Lloyd, Anne Patricia
Jews under fire: the Jewish community and military service in World War I Britain
University of Southampton, School of Humanities,
Jewish and national histories have been interwoven in this study to probe the collision between perceptions of Jewish identity and the legacy of an imperial hierarchy of martial masculinity, conditioned by the pressures of war. It was to create significant dislocation, both in the traditional relationship between Jews and the State, and within the Jewish community.
The negative stereotype of the Jewish male, which emerged in fin de siècle, is examined from three inter-connected perspectives; Jewish responses to the evolution of a masculine cult in the prelude to 1914, the changing dynamics of Jewish interaction with State officialdom in the war years, and issues of integration and separation which contributed to the multi-faceted profile of the Jewish soldier.

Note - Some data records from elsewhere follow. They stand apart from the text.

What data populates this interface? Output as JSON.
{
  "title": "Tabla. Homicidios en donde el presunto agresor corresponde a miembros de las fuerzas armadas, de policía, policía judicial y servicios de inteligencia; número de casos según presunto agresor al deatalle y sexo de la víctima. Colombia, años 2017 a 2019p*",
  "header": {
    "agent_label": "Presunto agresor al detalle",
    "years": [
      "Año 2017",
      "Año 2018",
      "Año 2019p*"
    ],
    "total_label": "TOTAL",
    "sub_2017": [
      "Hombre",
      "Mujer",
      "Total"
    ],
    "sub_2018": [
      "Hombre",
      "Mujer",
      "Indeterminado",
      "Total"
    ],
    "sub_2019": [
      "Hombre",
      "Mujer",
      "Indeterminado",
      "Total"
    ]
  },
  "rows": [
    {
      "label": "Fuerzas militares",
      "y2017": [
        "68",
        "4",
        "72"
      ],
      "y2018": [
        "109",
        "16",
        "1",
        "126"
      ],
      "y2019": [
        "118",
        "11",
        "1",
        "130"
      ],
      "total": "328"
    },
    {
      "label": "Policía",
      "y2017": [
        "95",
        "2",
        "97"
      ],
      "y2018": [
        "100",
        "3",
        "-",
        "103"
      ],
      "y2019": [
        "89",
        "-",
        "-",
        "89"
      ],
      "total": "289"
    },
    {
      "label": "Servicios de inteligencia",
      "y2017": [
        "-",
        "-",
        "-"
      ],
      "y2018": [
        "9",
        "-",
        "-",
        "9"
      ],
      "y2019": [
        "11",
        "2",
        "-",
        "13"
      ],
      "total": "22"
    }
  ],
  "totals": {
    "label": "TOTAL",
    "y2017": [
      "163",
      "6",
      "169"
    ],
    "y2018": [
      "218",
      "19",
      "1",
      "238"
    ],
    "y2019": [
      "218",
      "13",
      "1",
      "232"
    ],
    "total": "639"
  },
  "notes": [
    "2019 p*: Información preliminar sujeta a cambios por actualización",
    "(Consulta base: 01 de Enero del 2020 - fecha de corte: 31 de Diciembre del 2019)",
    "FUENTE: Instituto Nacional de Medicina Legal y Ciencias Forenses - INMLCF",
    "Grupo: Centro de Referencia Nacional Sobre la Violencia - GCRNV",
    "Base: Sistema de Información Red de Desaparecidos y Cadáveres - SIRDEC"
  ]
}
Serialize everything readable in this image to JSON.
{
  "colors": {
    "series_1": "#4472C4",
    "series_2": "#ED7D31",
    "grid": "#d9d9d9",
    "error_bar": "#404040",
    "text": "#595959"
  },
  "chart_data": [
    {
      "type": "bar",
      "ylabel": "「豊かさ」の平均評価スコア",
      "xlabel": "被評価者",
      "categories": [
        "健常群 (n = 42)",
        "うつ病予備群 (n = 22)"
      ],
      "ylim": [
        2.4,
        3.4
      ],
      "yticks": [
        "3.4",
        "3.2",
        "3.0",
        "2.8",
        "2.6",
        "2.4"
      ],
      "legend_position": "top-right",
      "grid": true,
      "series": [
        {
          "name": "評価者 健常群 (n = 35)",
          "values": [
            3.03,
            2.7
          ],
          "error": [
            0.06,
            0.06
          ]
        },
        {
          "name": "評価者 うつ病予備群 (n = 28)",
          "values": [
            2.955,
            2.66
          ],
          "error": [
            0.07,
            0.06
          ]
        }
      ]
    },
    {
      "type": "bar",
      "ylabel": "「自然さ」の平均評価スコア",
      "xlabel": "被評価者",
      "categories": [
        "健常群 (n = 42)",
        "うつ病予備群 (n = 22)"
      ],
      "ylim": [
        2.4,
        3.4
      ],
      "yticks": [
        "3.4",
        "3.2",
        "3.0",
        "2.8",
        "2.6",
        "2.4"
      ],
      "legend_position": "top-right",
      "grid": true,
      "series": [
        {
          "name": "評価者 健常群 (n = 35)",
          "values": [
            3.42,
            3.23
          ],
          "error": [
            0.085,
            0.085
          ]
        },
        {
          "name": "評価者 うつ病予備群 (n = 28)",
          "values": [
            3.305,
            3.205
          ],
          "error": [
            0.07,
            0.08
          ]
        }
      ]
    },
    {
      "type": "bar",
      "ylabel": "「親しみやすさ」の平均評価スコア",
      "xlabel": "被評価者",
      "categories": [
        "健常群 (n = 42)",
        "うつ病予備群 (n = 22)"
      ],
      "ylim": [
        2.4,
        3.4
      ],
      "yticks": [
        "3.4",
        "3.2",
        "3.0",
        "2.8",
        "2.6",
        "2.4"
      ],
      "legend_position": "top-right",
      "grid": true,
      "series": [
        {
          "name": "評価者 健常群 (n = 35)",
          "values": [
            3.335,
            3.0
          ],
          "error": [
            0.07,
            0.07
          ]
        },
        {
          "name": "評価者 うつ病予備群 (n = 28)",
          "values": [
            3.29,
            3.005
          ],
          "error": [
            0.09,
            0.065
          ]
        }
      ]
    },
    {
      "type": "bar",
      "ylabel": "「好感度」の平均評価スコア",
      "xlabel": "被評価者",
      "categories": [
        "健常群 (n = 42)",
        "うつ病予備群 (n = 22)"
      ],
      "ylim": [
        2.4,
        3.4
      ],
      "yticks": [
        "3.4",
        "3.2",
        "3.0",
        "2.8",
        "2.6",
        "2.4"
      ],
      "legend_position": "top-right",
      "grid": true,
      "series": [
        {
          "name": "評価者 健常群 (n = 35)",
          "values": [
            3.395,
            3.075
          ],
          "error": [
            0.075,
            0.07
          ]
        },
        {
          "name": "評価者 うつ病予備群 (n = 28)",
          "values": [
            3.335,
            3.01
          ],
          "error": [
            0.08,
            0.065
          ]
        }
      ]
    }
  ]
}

The results of archival research suggest that vested interests concerning the question of Jewish military service created tensions between Government Departments and within the community, where patriotism clashed with nationalism, both concepts being anathema to a large number of immigrant Jews. The consequences divided Jews in Britain, challenging the authority of the Anglo-Jewish elite, and revealing to the State its misconception of a Jewish corporate entity. Despite the Jews’ military record, and the incipient demise of ‘imperial man’, negative perceptions of the Jewish male were diminished but not eliminated.